24 Here, I postulate an etymological derivation of Κηληδόνες from κῆλα and ἀείδω rather than from κῆλα and ἡδονή. The latter derivation is exclusively stressed by Athenaeus (290d): The Celedones’ listeners forgot their need to receive nourishment and perished by virtue of the delight they draw from celedonic song. Eventually, of course, the notions of song (ἀείδω) and pleasure (ἡδονή) intersect.

25 Note that κῆλα is a congener with the verb κηλέω ‘to enchant, to charm’. I contend that the two cognates do not rule each other out in the case of the Celedones, from a perspective innately linked to the Pindaric narrative, but rather address the two rival meanings put forward by their enchanting song (< κηλέω) and the shafts by means of which the offspring of Cronus overpowers them (< κῆλα). For the Celedones' etymologizing from κηλέω, see Eust. Comm. in Hom. Od. 11.333; cf. Papalexandrou (n. 1), 158, who draws on P. Chantraine, Dictionnaire étymologique de la langue grecque: histoire des mots (Paris, 1968/1980), s.v. κηλέω.

26 For Pindar's stance toward the epic-hymnic tradition as far as the relation of Zeus and Apollo is concerned, see Rutherford, I., ‘Pindar on the birth of Apollo’, CQ 38 (1988), 6575 Google Scholar, at 71–2. For the conjunction of Zeus and Apollo in Pindar, see G.B. D'Alessio, ‘Re-constructing Pindar's First Hymn: the Theban “Theogony” and the birth of Apollo’, in L. Athanassaki, R.P. Martin, J.F. Miller (edd.), Apolline Politics and Poetics (Athens, 2009), 129–49, at 140–1.

27 C. Sourvinou-Inwood, ‘Myth as history: the previous owners of the Delphic oracle’, in J. Bremmer (ed.), Interpretations of Greek Mythology (London, 1990), 215–41, at 227 thematizes the dialectic relation of Apollo's Delphic oracle and the all-encompassing power of Zeus in the mythical pattern ‘Zeus set up the sema of his assumption of sovereignty at Delphi’.

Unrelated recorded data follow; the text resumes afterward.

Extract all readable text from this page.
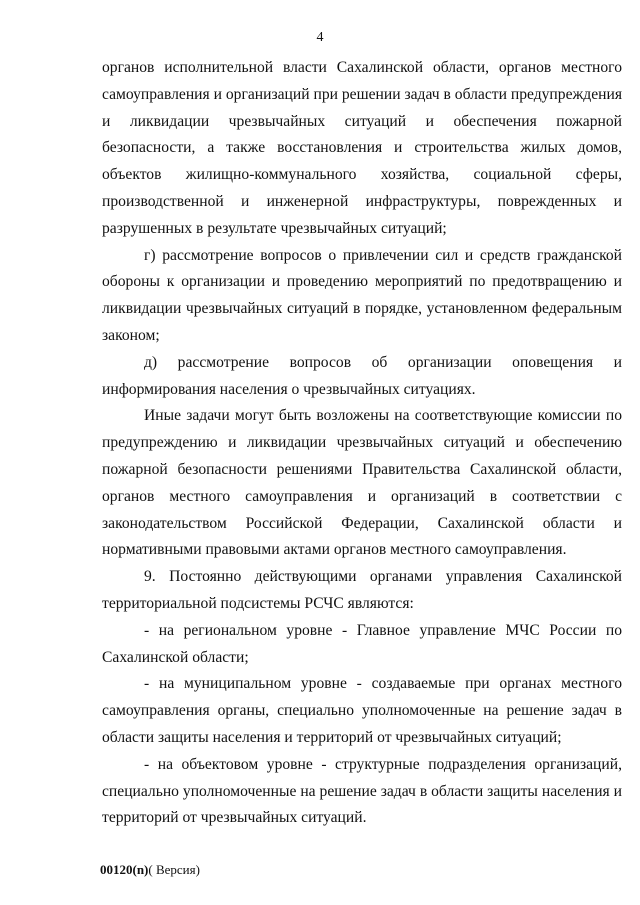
4

органов исполнительной власти Сахалинской области, органов местного самоуправления и организаций при решении задач в области предупреждения и ликвидации чрезвычайных ситуаций и обеспечения пожарной безопасности, а также восстановления и строительства жилых домов, объектов жилищно-коммунального хозяйства, социальной сферы, производственной и инженерной инфраструктуры, поврежденных и разрушенных в результате чрезвычайных ситуаций;

г) рассмотрение вопросов о привлечении сил и средств гражданской обороны к организации и проведению мероприятий по предотвращению и ликвидации чрезвычайных ситуаций в порядке, установленном федеральным законом;

д) рассмотрение вопросов об организации оповещения и информирования населения о чрезвычайных ситуациях.

Иные задачи могут быть возложены на соответствующие комиссии по предупреждению и ликвидации чрезвычайных ситуаций и обеспечению пожарной безопасности решениями Правительства Сахалинской области, органов местного самоуправления и организаций в соответствии с законодательством Российской Федерации, Сахалинской области и нормативными правовыми актами органов местного самоуправления.

9. Постоянно действующими органами управления Сахалинской территориальной подсистемы РСЧС являются:

- на региональном уровне - Главное управление МЧС России по Сахалинской области;

- на муниципальном уровне - создаваемые при органах местного самоуправления органы, специально уполномоченные на решение задач в области защиты населения и территорий от чрезвычайных ситуаций;

- на объектовом уровне - структурные подразделения организаций, специально уполномоченные на решение задач в области защиты населения и территорий от чрезвычайных ситуаций.

00120(n)( Версия)
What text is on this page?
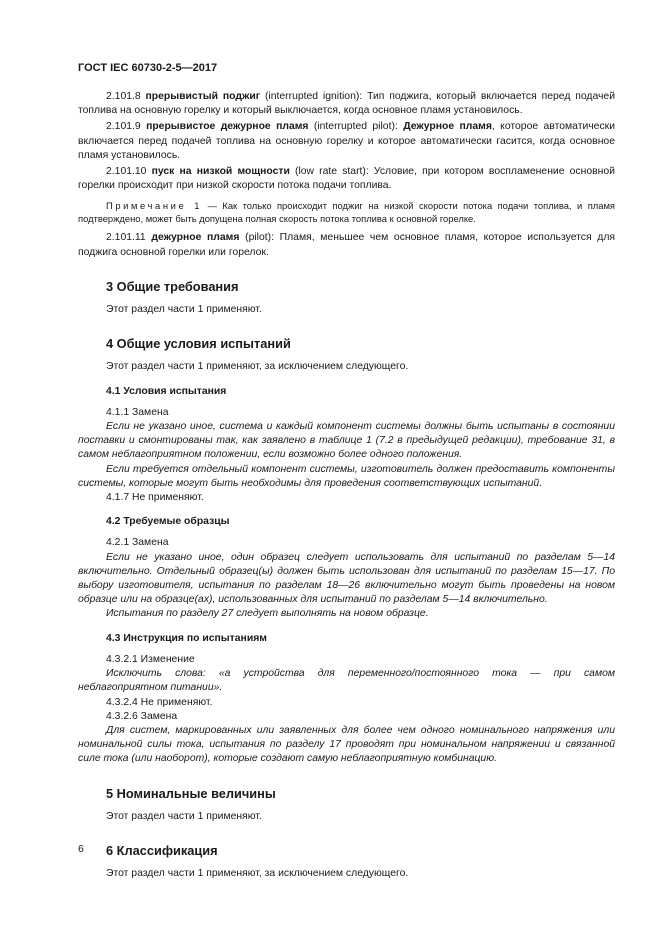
ГОСТ IEC 60730-2-5—2017

2.101.8 прерывистый поджиг (interrupted ignition): Тип поджига, который включается перед подачей топлива на основную горелку и который выключается, когда основное пламя установилось.

2.101.9 прерывистое дежурное пламя (interrupted pilot): Дежурное пламя, которое автоматически включается перед подачей топлива на основную горелку и которое автоматически гасится, когда основное пламя установилось.

2.101.10 пуск на низкой мощности (low rate start): Условие, при котором воспламенение основной горелки происходит при низкой скорости потока подачи топлива.

Примечание 1 — Как только происходит поджиг на низкой скорости потока подачи топлива, и пламя подтверждено, может быть допущена полная скорость потока топлива к основной горелке.

2.101.11 дежурное пламя (pilot): Пламя, меньшее чем основное пламя, которое используется для поджига основной горелки или горелок.

3 Общие требования

Этот раздел части 1 применяют.

4 Общие условия испытаний

Этот раздел части 1 применяют, за исключением следующего.

4.1 Условия испытания

4.1.1 Замена

Если не указано иное, система и каждый компонент системы должны быть испытаны в состоянии поставки и смонтированы так, как заявлено в таблице 1 (7.2 в предыдущей редакции), требование 31, в самом неблагоприятном положении, если возможно более одного положения.

Если требуется отдельный компонент системы, изготовитель должен предоставить компоненты системы, которые могут быть необходимы для проведения соответствующих испытаний.

4.1.7 Не применяют.

4.2 Требуемые образцы

4.2.1 Замена

Если не указано иное, один образец следует использовать для испытаний по разделам 5—14 включительно. Отдельный образец(ы) должен быть использован для испытаний по разделам 15—17. По выбору изготовителя, испытания по разделам 18—26 включительно могут быть проведены на новом образце или на образце(ах), использованных для испытаний по разделам 5—14 включительно.

Испытания по разделу 27 следует выполнять на новом образце.

4.3 Инструкция по испытаниям

4.3.2.1 Изменение

Исключить слова: «а устройства для переменного/постоянного тока — при самом неблагоприятном питании».

4.3.2.4 Не применяют.

4.3.2.6 Замена

Для систем, маркированных или заявленных для более чем одного номинального напряжения или номинальной силы тока, испытания по разделу 17 проводят при номинальном напряжении и связанной силе тока (или наоборот), которые создают самую неблагоприятную комбинацию.

5 Номинальные величины

Этот раздел части 1 применяют.

6 Классификация

Этот раздел части 1 применяют, за исключением следующего.

6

28 For the overlap of intra-narrative and extra-narrative layers of meaning in the meta-textual perspective, see J. Danielewicz, ‘Metatext and its functions in Greek lyric poetry’, in S.J. Harrison (ed.), Texts, Ideas, and the Classics: Scholarship, Theory, and Classical Literature (Oxford, 2001), 46–61, at 61.